We speak of nine microtubules in a circle forming a tail, but what is a microtubule? Every cell of our body encases that folded-up bundle of DNA and a cellular “filling” of sorts called tubulin. Tubulin, in turn, is a kind of semantic substitute for an unknown and probably unknowable function-process—giving it, if not some “reified” substance, at least a label to which we can refer. (Reification means to attribute substance, or material stuff or “thingness,” to some imaginary wish-think product of our mind. This, as physicist David Bohm insisted, is an error of our thinking that can and too often does lead us astray.) Tubulin is that of which microtubules are made, as microtubules are made of tubulin, surely a trick of a mirroring tautology. To say that tubulin is not a substance as ordinarily spoken of, but rather an oscillation of that same mitochondrial-sourced “power” that forms the sperm-tail and powers it on its journey, is apparently much ado about nothing. Yet it is a key to everything.

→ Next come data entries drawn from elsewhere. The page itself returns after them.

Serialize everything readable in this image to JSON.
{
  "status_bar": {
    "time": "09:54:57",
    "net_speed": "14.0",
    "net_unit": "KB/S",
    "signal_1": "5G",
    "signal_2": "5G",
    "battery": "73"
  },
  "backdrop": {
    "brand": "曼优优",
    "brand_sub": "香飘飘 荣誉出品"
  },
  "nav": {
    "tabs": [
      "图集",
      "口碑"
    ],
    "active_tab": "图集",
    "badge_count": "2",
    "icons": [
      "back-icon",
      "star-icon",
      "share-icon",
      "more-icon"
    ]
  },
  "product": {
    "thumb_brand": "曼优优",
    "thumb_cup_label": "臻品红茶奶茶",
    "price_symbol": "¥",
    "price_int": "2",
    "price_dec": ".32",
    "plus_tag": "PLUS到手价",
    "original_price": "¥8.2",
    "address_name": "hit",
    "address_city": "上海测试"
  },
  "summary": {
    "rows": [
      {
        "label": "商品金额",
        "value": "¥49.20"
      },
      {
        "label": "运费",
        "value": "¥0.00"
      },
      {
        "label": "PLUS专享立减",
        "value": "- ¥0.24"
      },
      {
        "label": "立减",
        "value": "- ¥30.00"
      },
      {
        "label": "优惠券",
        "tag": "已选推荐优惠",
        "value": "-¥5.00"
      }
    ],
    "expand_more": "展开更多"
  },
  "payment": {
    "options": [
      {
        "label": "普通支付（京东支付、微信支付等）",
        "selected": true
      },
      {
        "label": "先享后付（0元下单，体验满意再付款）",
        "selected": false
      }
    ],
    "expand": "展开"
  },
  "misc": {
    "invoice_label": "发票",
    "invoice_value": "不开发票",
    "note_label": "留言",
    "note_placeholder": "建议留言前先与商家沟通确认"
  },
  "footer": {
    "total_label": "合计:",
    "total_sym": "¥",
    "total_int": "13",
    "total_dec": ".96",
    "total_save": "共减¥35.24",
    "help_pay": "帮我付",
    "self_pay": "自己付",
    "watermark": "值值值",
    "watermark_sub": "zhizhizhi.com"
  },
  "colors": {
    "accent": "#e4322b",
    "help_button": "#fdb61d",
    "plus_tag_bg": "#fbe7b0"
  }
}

Such oscillation may be, in fact, similar to the “quanta” of quantum theory, wherein we find a quantum has no final substance, but “ends” as such only in relationships or resonance among other things (at which point we exercise a bit of reification to give such abstract nothingness a bit of “substance,” at least for discussion and perhaps peace of mind). Tubulin and its microtubules, without which cells could not exist, give a causal basis for an event that is otherwise inexplicable to our logical, rational “scientific” mind; they are “effects” without a cause, rather a no-no in earlier science.

We should as well consider Mae-Wan Ho’s observation that a cell is “made” of a liquid crystalline form-substance, similar to the screens of televisions and computers. From one standpoint, Mae-Wan claims, the body’s seventy-eight trillion cells function as a single, coherent liquid crystal. This observation changes the complexion of nearly everything in physiology-biology while highlighting the role of the many mystery-characters behind the scenes in our life, functions that work perfectly well without our knowing or needing to know much about them.2

So in summary, mitochondria are known to be the power-providers of cellular life, transforming proteins into usable energy and vice versa, as well as aiding in a host of other critical tasks, such as the discovery by Rakic that mitochondria aid in bringing about neural cell migration from the neural tube. And those neurons pour out of the neural tube by the millions, as that heart morphs into old-thumper; and to this morphing, mitochondria respond by multiplying themselves accordingly, spinning out more mitochondria and those threads with which to drag those neurons into their new home in our head. And herein, to my thinking, lies a significant indication of an incredibly intelligent design functioning alongside, as an integral part of, the stochastic randomchance-selectivity of evolution, where they seem virtually a creation ex nihilo. That is, out of nothing at all—this ex nihilo being a no-no in academic science, but what a wondrously enchanting nothing-at-all it proves to be.